His cost-effective innovations -- such as the ‘salad bowl’ MikroKopter, water-proofed in a plastic kitchenware container enabling it to not only hover safely over water, but to land on the surface for underwater footage, and to manoeuvre around like a ship -- are folklore on RC forums.
And few can match his resultant perspective of the shortcomings of many of the machines and components currently on the market. Says Jardine: “Generally speaking, aluminium frames have too much flex. Carbon frames, generally copies of the MikroKopter designs and centre plates, are identical, and some are far too flimsy. Hand-made Russian frames, while they show character, are not well-machined and are not asymmetrical. The fibreglass deX Quad, at a cost of E150, is light, superstrong and flies better than any -- but it has supply and demand issues.”
A mounting frustration with quality and design shortcomings of numerous components in the marketplace has driven Jardine to the decision to manufacture his own frames and to source the best components from Germany, Russia, the Czech Republic, Croatia and China, with a resolve to building the best multi-rotor on the market. “You always have to be moving forward, at a fast rate,” he says. “You can’t put the brakes on technology.
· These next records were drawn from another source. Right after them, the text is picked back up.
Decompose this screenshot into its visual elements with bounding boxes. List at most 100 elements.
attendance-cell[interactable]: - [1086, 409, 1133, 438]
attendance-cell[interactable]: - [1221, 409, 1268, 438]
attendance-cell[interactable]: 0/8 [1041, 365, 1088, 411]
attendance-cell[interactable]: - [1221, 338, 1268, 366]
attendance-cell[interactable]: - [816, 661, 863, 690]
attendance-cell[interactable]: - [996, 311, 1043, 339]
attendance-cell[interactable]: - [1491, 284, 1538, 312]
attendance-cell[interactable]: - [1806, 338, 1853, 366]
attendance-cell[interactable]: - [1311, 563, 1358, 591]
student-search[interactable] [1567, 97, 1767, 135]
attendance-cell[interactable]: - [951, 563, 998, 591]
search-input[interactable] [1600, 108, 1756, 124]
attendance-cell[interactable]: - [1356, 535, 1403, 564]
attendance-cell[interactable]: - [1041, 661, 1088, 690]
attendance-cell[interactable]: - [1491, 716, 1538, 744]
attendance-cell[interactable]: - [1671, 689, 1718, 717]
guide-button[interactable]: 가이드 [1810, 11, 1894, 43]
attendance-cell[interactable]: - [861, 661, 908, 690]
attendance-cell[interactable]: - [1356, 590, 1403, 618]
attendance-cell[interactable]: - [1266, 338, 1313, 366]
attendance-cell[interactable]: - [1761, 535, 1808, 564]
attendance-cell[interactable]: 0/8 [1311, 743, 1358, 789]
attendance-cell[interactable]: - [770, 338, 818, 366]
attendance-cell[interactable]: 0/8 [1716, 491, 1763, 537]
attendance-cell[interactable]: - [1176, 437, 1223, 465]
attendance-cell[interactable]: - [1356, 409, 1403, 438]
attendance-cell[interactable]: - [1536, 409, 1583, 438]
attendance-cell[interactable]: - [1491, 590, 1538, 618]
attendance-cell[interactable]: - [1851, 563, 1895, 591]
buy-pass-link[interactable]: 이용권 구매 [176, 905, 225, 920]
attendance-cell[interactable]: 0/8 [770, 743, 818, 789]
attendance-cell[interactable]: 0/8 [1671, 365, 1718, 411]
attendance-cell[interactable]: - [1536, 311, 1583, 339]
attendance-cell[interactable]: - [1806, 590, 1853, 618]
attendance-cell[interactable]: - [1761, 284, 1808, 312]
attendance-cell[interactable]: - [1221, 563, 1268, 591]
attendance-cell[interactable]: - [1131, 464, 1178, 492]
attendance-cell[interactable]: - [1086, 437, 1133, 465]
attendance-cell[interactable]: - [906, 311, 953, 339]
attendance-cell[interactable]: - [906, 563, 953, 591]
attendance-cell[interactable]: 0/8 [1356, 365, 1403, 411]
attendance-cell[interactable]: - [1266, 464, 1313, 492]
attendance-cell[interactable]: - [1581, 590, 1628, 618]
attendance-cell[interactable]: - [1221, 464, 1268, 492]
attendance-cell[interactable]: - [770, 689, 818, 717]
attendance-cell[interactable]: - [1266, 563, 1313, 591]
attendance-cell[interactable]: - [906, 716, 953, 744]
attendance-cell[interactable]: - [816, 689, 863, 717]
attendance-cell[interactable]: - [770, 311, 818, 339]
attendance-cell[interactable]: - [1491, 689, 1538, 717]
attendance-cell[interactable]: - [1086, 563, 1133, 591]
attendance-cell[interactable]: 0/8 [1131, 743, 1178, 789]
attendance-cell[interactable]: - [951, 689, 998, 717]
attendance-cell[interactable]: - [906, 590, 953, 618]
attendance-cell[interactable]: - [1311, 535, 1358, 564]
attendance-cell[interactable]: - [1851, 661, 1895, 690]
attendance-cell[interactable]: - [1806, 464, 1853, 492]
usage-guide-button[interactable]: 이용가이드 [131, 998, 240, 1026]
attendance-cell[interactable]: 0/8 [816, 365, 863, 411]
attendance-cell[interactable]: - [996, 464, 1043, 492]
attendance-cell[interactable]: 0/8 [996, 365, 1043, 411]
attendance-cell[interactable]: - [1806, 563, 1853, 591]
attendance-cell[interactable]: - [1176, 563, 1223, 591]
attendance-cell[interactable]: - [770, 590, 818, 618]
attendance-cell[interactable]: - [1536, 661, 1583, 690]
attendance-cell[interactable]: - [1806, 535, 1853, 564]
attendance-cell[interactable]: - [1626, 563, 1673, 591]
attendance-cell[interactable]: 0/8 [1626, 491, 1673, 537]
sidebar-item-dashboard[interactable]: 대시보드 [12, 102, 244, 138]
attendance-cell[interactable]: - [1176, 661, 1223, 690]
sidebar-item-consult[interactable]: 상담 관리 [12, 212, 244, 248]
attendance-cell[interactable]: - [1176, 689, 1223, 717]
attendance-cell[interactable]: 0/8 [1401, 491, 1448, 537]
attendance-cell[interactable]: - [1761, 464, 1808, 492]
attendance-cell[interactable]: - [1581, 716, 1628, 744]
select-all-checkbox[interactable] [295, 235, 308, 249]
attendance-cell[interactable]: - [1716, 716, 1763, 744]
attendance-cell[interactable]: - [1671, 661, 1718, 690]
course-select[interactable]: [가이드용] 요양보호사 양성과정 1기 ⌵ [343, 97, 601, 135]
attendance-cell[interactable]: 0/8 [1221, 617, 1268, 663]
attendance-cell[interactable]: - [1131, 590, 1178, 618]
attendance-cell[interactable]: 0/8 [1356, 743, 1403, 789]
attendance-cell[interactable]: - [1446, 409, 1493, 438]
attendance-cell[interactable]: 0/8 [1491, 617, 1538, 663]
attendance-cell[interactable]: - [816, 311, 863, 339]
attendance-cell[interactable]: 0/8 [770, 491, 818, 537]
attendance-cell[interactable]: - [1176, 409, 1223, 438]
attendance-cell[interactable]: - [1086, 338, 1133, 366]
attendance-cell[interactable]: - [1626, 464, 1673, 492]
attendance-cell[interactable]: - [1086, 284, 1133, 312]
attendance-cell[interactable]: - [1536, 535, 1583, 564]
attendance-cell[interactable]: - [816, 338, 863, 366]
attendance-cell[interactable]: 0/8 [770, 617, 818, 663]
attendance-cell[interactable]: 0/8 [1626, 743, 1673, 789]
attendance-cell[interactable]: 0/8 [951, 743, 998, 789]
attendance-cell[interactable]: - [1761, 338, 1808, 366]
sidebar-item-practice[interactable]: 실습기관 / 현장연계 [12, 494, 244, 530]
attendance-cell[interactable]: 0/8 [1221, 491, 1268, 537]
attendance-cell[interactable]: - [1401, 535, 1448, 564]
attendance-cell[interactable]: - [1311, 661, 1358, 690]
“I subscribe to the business philosophy that you should do what you love most in order to be successful. For me, that involves research and development combined with hundreds of hours flying multi-rotors. Perhaps ‘flying‘ is no longer the correct terminology for what we do. I think of it more as parking a camera in any given 3D space, on the most secure, stable platform we can provide. I am confident our exacting standards will give the new generation of Aerobot machines an edge in the burgeoning civilian market for multi-rotors.”
Felicity Durham - Director
Felicity Durham is the public face of Aerobot.
As a pilot, she still has her multi-copter ‘L’ Plates on.
But Felicity is the ‘back office’ powerhouse behind the rapidly growing global Aerobot brand.
Since meeting life and business partner Simon Jardine at Great Keppel Island, North Queensland, in 2006, Felicity has played a key strategic role in the growth of the business, given her responsibility for sales and marketing, training, photography and customer liaison and support. “Multi-rotors are our way of life,” Felicity says. “We literally live and breathe aerobots.”
Felicity has driven website development for Aerobot, resulting in one of the industry’s most comprehensive on-line shopping facilities, backed up by her development and publication online of training manuals, Manufacturer Training as required by CASA, and product assessments based on customer experience and Aerobot’s R&D program.
Her manual development includes detailed explanations of components and functions; PID Algorithms; flight safety processes and checks; and LithiumPoly battery management and not to mention all the tips and tricks for successful flight learned over the last 4 years.